Noob question about recording levels.

Hey there fellow operators. I’m sorry if this has been asked before, I’ve had a look around and can’t seem to find any advice on the matter.

I was just wondering what levels everyone uses to record to tape. I’ve been trying to get it on there as loud as possible but it doesn’t seem very effective when it comes to overdubs. Should I be recording things a little lower? Will it effect the overall sound quality? Any advice would be greatly appreciated. Thanks.

It really depends on the source; not only the tone and timbre, but it’s relation to the other tracks. I know it’s not much of an answer, but you must rely on your ear. My suggestion is to get great reference headphones.
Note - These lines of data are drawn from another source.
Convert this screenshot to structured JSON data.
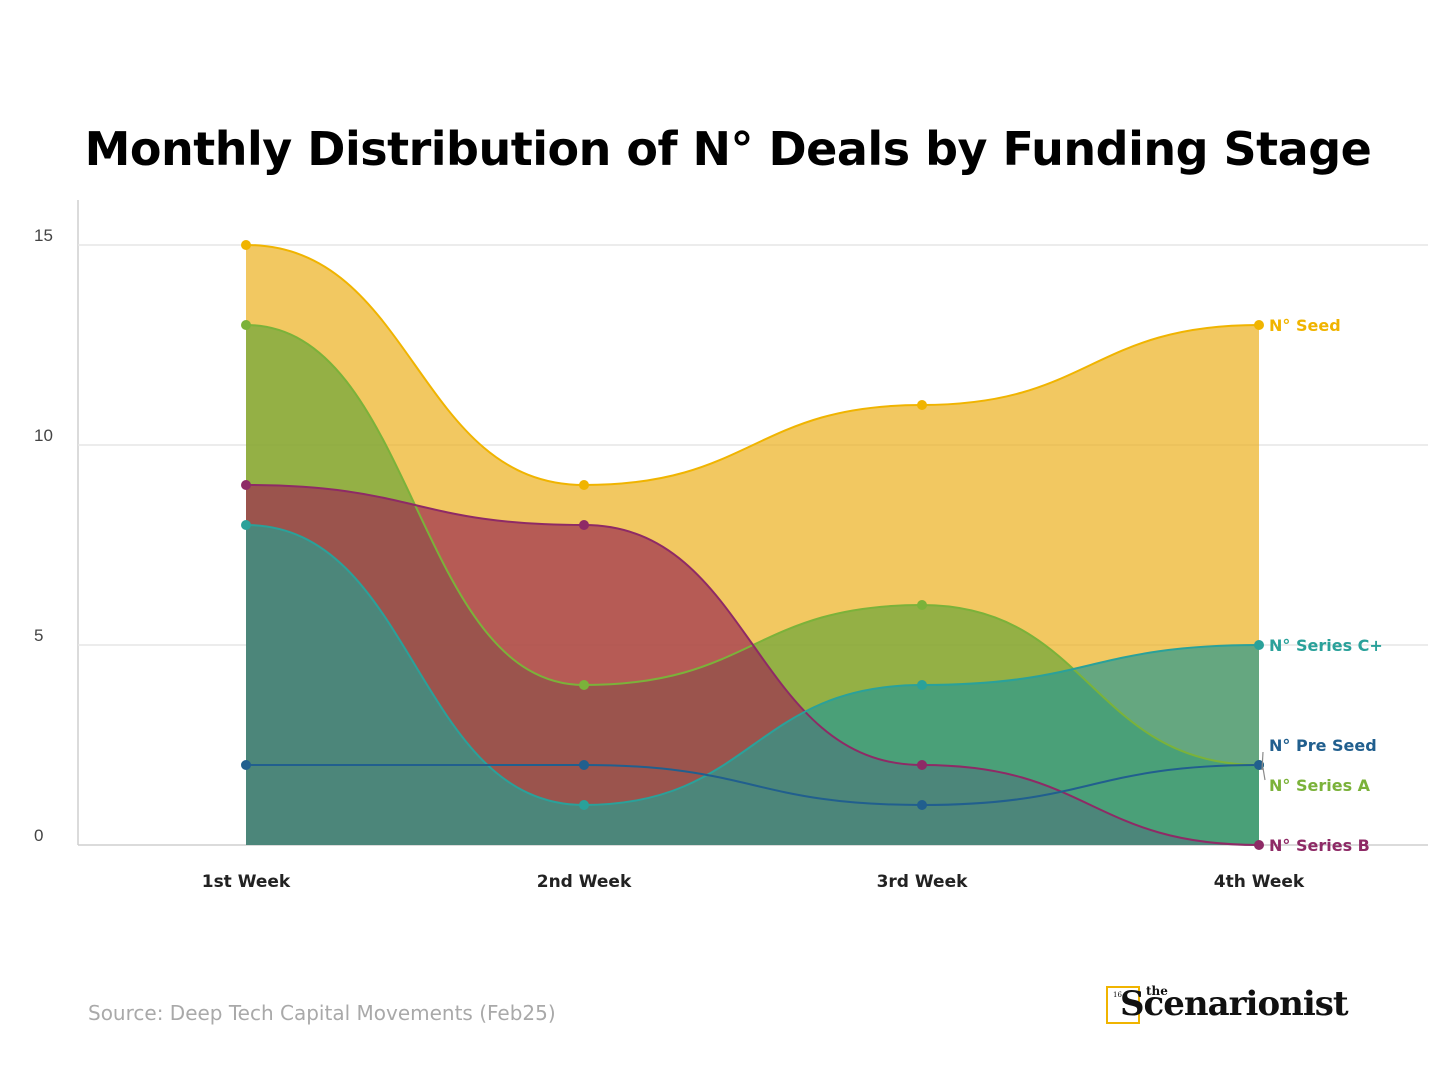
{
  "chart_data": {
    "type": "area",
    "title": "Monthly Distribution of N° Deals by Funding Stage",
    "categories": [
      "1st Week",
      "2nd Week",
      "3rd Week",
      "4th Week"
    ],
    "ylim": [
      0,
      16
    ],
    "yticks": [
      0,
      5,
      10,
      15
    ],
    "grid": true,
    "legend": "inline-right",
    "series": [
      {
        "name": "N° Seed",
        "values": [
          15,
          9,
          11,
          13
        ],
        "color": "#f0b400"
      },
      {
        "name": "N° Series A",
        "values": [
          13,
          4,
          6,
          2
        ],
        "color": "#7bb23a"
      },
      {
        "name": "N° Series B",
        "values": [
          9,
          8,
          2,
          0
        ],
        "color": "#8e2a66"
      },
      {
        "name": "N° Series C+",
        "values": [
          8,
          1,
          4,
          5
        ],
        "color": "#2aa19a"
      },
      {
        "name": "N° Pre Seed",
        "values": [
          2,
          2,
          1,
          2
        ],
        "color": "#215f8e"
      }
    ]
  },
  "footer": {
    "source": "Source: Deep Tech Capital Movements (Feb25)"
  },
  "brand": {
    "small": "16",
    "the": "the",
    "name": "Scenarionist"
  }
}
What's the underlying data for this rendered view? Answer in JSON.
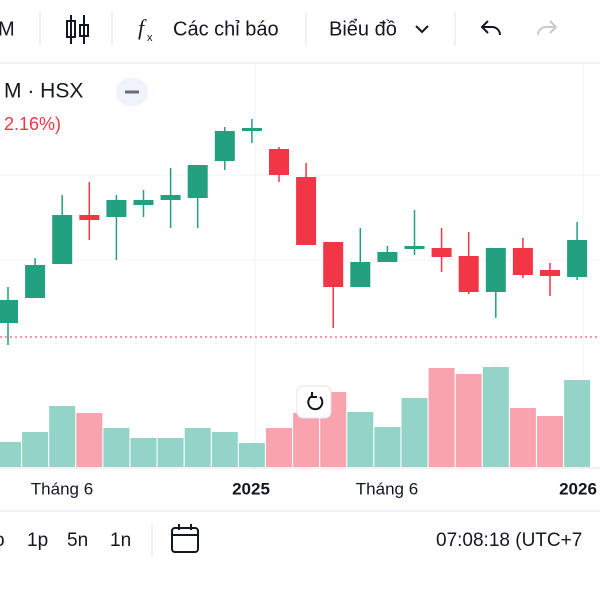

Try making a track with everything as low as you possibly can. You’re probably go too low but this will help you find the limitationsfull stop it has to do with your limiter and Gain settings and signal to noise ratio

Initially I set all tracks to 80 in the mixer. My initial track is usually recorded with the red level at around 80-90%. Then I go by ear with regards to the red level for everything else. I try to keep the mixer levels at the same and constant value. This helps if you play live, since the volume of your patch won’t change if you switch tracks for muting. Sometimes, if I have to deviate from the 80 in the mixer too much for a track, I bounce it with the ear to be able to set it back to 80.

Depending on the patch you might get pretty nasty clipping even at medium red-level settings. Especially in Unison mode or if you play multiple notes with a high resonance filter. I tend to turn down the red-level until there’s no clipping, record, and then bounce with the ear or sample and play it back in one of the sample engines.

Having a high level on the right side red bar in tape mode while sampling is good to improve the signal/noise rate.

Now for mixing it’s always good to leave as much heardroom as you can : only pure guitarists set everything to eleven :smiley:

Thanks for the help everyone. Definitely some food for thought there.